Sun-baked and debt-choked, Greece has presented a plan to become Europe’s solar energy powerhouse, attracting up to 20 billion euros of investment in the decades to come, in a bid to lift its economy out of the doldrums.

The cash-strapped country regards clean energy as one of the few advantages of it’s uncompetitive economy, which is going through its longest and deepest recession in decades as a result of a debt crisis.

The ambitious plan, called Project Helios, involves multiplying Greek solar power production from 206 megawatts (MW) in 2010 to 2.2 gigawatts (GW) by 2010 and up to 10 GW by 2050, according to an Energy Ministry presentation.
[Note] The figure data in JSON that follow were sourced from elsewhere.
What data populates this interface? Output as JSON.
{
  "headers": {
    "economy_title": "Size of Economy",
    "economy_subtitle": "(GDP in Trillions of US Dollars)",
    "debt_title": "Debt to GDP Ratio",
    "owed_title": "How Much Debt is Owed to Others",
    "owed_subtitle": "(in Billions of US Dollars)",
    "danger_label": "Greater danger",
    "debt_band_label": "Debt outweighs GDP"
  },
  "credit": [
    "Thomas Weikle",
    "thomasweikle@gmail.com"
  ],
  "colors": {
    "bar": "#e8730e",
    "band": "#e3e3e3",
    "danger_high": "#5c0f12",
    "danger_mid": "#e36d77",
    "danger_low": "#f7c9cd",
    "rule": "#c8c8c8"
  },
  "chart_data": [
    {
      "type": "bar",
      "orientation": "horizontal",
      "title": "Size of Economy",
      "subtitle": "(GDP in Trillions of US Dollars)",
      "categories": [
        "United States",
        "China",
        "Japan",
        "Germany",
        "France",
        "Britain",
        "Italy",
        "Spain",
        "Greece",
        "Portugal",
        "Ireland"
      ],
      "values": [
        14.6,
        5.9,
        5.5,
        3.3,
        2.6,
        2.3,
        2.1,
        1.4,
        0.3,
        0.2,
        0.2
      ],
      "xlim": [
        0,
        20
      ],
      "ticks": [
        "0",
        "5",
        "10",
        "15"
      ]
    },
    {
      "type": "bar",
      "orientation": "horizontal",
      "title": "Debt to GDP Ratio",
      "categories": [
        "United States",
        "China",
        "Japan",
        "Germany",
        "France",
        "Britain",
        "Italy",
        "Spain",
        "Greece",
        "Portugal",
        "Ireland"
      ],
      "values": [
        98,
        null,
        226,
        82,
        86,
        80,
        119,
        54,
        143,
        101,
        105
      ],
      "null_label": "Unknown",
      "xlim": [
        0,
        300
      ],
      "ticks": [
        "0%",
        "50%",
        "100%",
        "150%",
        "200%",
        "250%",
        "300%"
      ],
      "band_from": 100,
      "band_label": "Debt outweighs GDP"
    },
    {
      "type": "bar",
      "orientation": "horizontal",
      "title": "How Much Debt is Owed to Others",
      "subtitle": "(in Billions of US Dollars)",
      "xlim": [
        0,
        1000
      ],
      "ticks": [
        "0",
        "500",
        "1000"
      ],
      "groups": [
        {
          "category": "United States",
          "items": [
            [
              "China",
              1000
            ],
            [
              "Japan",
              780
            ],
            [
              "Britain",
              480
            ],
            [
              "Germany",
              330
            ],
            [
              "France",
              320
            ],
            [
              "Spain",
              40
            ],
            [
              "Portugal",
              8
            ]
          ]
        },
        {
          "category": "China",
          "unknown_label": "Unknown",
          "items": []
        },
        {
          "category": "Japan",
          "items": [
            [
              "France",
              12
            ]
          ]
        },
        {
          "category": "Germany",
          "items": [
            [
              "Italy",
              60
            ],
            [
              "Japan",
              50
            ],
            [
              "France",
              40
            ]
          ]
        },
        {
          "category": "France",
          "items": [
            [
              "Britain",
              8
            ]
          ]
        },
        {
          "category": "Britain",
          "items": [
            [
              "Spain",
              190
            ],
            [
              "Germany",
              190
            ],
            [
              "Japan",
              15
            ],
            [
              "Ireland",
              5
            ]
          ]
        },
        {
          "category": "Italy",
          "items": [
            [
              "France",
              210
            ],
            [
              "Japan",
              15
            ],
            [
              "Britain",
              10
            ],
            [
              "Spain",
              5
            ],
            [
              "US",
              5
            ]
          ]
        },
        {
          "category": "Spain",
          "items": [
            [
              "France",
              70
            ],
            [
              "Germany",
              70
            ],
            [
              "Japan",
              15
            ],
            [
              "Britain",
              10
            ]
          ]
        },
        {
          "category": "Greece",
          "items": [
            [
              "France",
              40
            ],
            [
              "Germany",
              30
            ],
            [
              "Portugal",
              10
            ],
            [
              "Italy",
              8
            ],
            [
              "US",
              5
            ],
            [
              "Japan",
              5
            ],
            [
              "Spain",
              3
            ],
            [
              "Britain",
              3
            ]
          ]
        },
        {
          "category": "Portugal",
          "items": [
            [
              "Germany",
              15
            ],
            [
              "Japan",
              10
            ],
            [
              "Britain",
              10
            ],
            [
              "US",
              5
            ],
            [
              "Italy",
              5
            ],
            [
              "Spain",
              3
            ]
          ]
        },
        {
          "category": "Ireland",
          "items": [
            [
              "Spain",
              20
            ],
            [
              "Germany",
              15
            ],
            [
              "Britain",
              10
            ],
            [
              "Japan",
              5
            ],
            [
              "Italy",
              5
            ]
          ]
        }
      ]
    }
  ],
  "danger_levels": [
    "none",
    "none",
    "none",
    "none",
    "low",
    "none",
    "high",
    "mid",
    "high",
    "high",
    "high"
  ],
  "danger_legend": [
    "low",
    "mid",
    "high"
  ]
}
“Greece enjoys 300 days of sunshine a year, almost 50 percent more sun radiation than Germany, the global leader in solar photovoltaics,” said the presentation held by Energy Minister Yiorgos Papakonstantinou at an energy conference in Hamburg, Germany.

Cash-strapped Greece needs foreign investors to finance the plan, which includes leasing state land, free of any administrative or legal burdens, to investors willing to install solar panels. Red tape is the biggest obstacle to renewable energy in Greece. Its solar energy output is about 80 times smaller than Germany’s and ten times smaller than the Czech Republic’s, according to data included in the presentation.

If successful, the project could help other EU countries meet their 2020 renewable energy targets, Papakonstantinou said. Germany, in particular, is looking for ways to plug an energy gap created by its decision to drop out of nuclear energy earlier than planned. Project Helios was discussed last month in Athens between the Greek government and a high-ranking delegation of German officials headed by State Secretary of Economy Ministry Stefan Kapferer and the CEO of Germany’s industrialists’ union BDI, Markus Kerber.

Transmitting up to 2.5 GWs of solar power from Greece to central Europe was already feasible today, the presentation said. Renewables, mostly wind, currently cover about 8 percent of total power demand in Greece. But they account for less than 1 per cent of the output of dominant, state-controlled electricity utility PPC, one of Europe’s biggest polluters.